The City of Joburg said its property base has increased to more than R1.5 trillion in the 2023 Valuation Roll, from more than R1.4 trillion in 2018, when the previous valuation was conducted. This was an increase of about 12%. The new roll would be implemented from July 1 this year, it said.

The City of Cape Town is also looking at changes to rates and taxes this year, with the city warning property owners to check the value of their properties. The municipal valuations roll opened for public inspection on February 21 this year. It said the new rates would be applied from July 1. If residents were not happy with their valuations, there is a 60-day objection period from February 21 to April 30.

Advocacy group Outa said property owners should brace themselves for a potentially nasty surprise on their municipal bills in the form of increased property taxes.

“In 2021, thousands of property owners in Ekurhuleni were caught off guard with property taxes, which were increased by as much as 2 000% in some cases,” it said in a statement.

“That’s right, a residential property worth R1 million could now be worth R20 million, resulting in a whopping R14,114 per month as the new rates bill from the City of Ekurhuleni. This excludes the annual inflation-related increases on top of this over the following years.”

The organisation said it was crucial to check if the municipality’s estimated value for a property was accurate.

“If you find that your property’s updated value is irrational and believe you can prove it, dispute the valuation and proposed rate,” said Outa.
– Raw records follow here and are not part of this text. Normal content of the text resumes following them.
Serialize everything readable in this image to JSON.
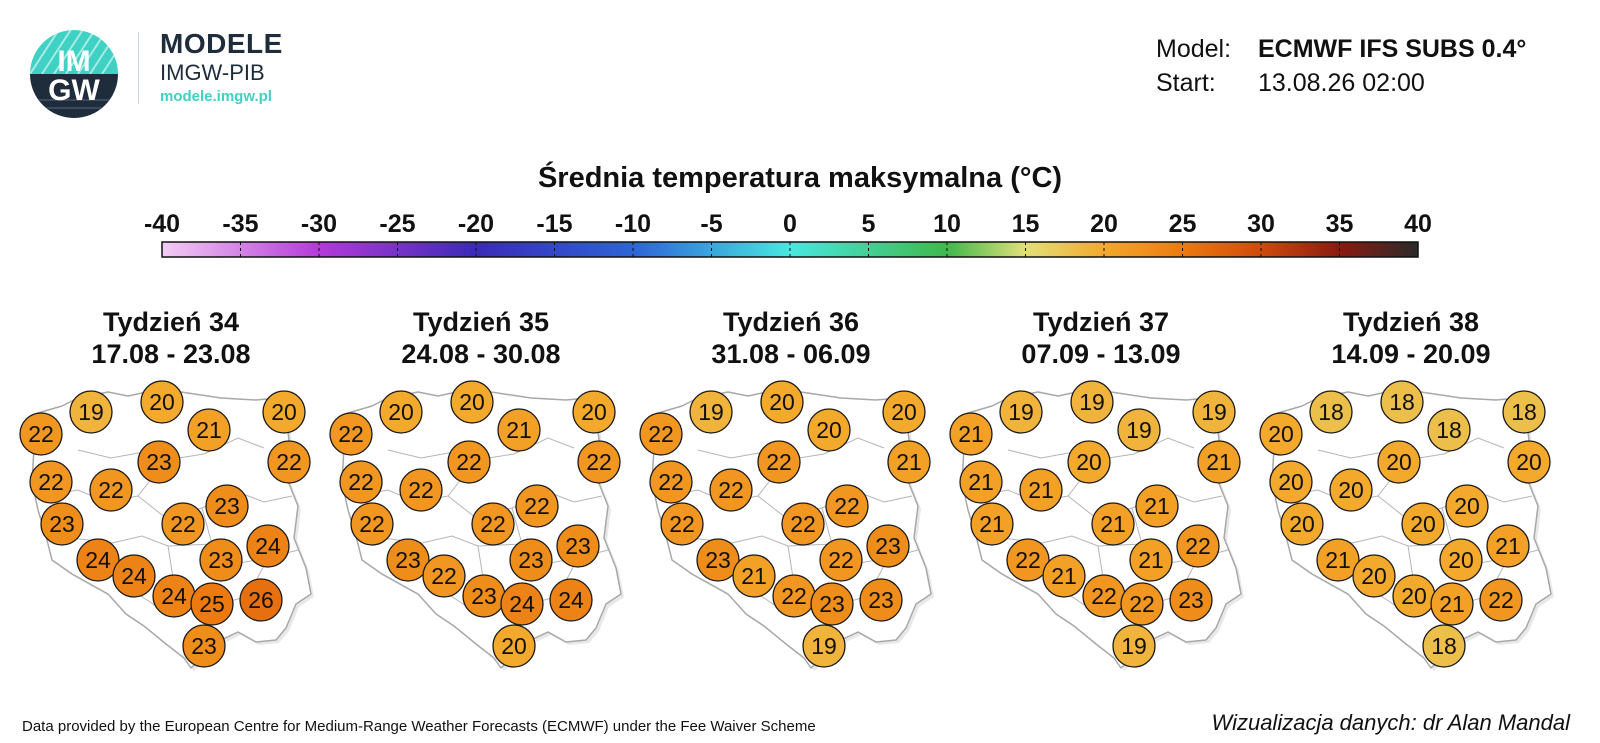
{
  "logo": {
    "mark_top": "IM",
    "mark_bottom": "GW",
    "name": "MODELE",
    "org": "IMGW-PIB",
    "url": "modele.imgw.pl",
    "colors": {
      "teal": "#3fd1c4",
      "navy": "#1f2c3b"
    }
  },
  "meta": {
    "model_label": "Model:",
    "model_value": "ECMWF IFS SUBS 0.4°",
    "start_label": "Start:",
    "start_value": "13.08.26 02:00"
  },
  "legend": {
    "title": "Średnia temperatura maksymalna (°C)",
    "ticks": [
      -40,
      -35,
      -30,
      -25,
      -20,
      -15,
      -10,
      -5,
      0,
      5,
      10,
      15,
      20,
      25,
      30,
      35,
      40
    ],
    "colormap": [
      {
        "value": -40,
        "color": "#f3cdf3"
      },
      {
        "value": -30,
        "color": "#b43ad8"
      },
      {
        "value": -20,
        "color": "#3a2ab8"
      },
      {
        "value": -10,
        "color": "#2d64d8"
      },
      {
        "value": 0,
        "color": "#47e8e0"
      },
      {
        "value": 10,
        "color": "#3fb84a"
      },
      {
        "value": 15,
        "color": "#e2e07a"
      },
      {
        "value": 20,
        "color": "#f3a92c"
      },
      {
        "value": 25,
        "color": "#ec7a10"
      },
      {
        "value": 30,
        "color": "#d04a0c"
      },
      {
        "value": 35,
        "color": "#8a1a10"
      },
      {
        "value": 40,
        "color": "#2a2a2a"
      }
    ]
  },
  "weeks": [
    {
      "title": "Tydzień 34",
      "range": "17.08 - 23.08",
      "values": [
        19,
        20,
        20,
        22,
        21,
        23,
        22,
        22,
        22,
        23,
        23,
        22,
        24,
        24,
        23,
        24,
        24,
        25,
        26,
        23
      ]
    },
    {
      "title": "Tydzień 35",
      "range": "24.08 - 30.08",
      "values": [
        20,
        20,
        20,
        22,
        21,
        22,
        22,
        22,
        22,
        22,
        22,
        22,
        23,
        23,
        23,
        22,
        23,
        24,
        24,
        20
      ]
    },
    {
      "title": "Tydzień 36",
      "range": "31.08 - 06.09",
      "values": [
        19,
        20,
        20,
        22,
        20,
        22,
        21,
        22,
        22,
        22,
        22,
        22,
        23,
        23,
        22,
        21,
        22,
        23,
        23,
        19
      ]
    },
    {
      "title": "Tydzień 37",
      "range": "07.09 - 13.09",
      "values": [
        19,
        19,
        19,
        21,
        19,
        20,
        21,
        21,
        21,
        21,
        21,
        21,
        22,
        22,
        21,
        21,
        22,
        22,
        23,
        19
      ]
    },
    {
      "title": "Tydzień 38",
      "range": "14.09 - 20.09",
      "values": [
        18,
        18,
        18,
        20,
        18,
        20,
        20,
        20,
        20,
        20,
        20,
        20,
        21,
        21,
        20,
        20,
        20,
        21,
        22,
        18
      ]
    }
  ],
  "footer": {
    "attribution": "Data provided by the European Centre for Medium-Range Weather Forecasts (ECMWF) under the Fee Waiver Scheme",
    "credit": "Wizualizacja danych: dr Alan Mandal"
  }
}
“It is extremely important to do this within the short time frame that the municipality gives for this because if you don’t, it will most likely be too late when you see the new rates on your municipal bill.

“In 2021, some 42,000 property owners objected to the valuation roll of the Ekurhuleni metro, saving a lot of them thousands of rands. So make sure you register your objection in time.”
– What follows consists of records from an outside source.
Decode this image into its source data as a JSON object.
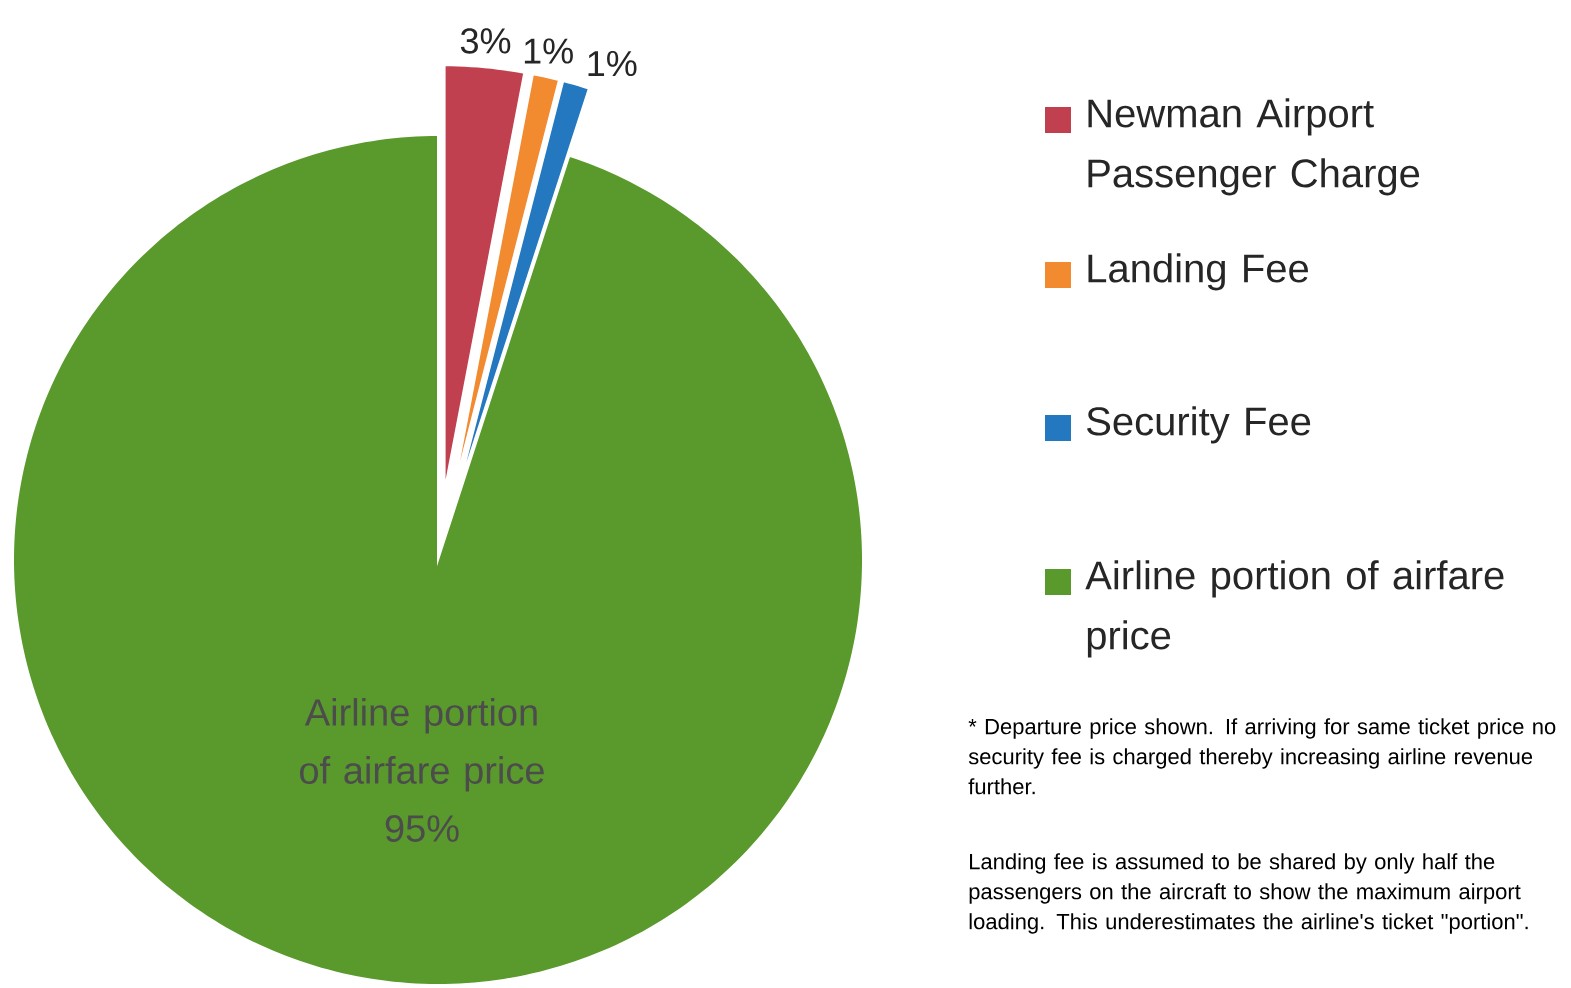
{
  "chart_data": {
    "type": "pie",
    "categories": [
      "Newman Airport Passenger Charge",
      "Landing Fee",
      "Security Fee",
      "Airline portion of airfare price"
    ],
    "values": [
      3,
      1,
      1,
      95
    ],
    "value_labels": [
      "3%",
      "1%",
      "1%",
      "95%"
    ],
    "colors": [
      "#c0404f",
      "#f28a30",
      "#2378bf",
      "#5a9a2c"
    ],
    "legend": "right",
    "annotations": [
      "* Departure price shown. If arriving for same ticket price no security fee is charged thereby increasing airline revenue further.",
      "Landing fee is assumed to be shared by only half the passengers on the aircraft to show the maximum airport loading.  This underestimates the airline's ticket \"portion\"."
    ]
  }
}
Estate agency Harcourts chief executive Richard Gray said: “In this challenging economic and property rental market, rates and tariffs are becoming more important, and the quality of municipal and utility services received in return is playing a significant role in the decision-making process.”

Gray advised property owners to participate in the municipal valuation roll currently being conducted across the country.

“Participating in the municipal valuation roll is crucial for property owners to ensure that their properties are accurately valued, and that they are not overburdened with excessive rates and taxes.

“It is important for property owners to be proactive and engage with their municipalities to protect their investments.”

Unfortunately, it doesn’t always go the right way. Sandton City recently lost its five-year battle against the City of Joburg’s rates proposal, which the owner of the shopping centre Liberty Two Degrees (L2D) believes were unsustainable.

L2D, which also owns Nelson Mandela Square, the Sandton Convention Centre and three hotels in Sandton, said it would now pay more than R100 a square metre because of the unsuccessful rates appeal.

Sapoa’s report for the six months to June, which tracks property costs, including water and electricity, found such charges already consumed 42% of the rental income that real estate landlords generated.

Estienne de Klerk, SA chief executive of Growthpoint Properties, spoke out about high rate increases that municipalities impose on property owners during a presentation of the group’s half-year results earlier this week. He said that over the past 15 years, the industry had seen an average rate escalation of more than 15%.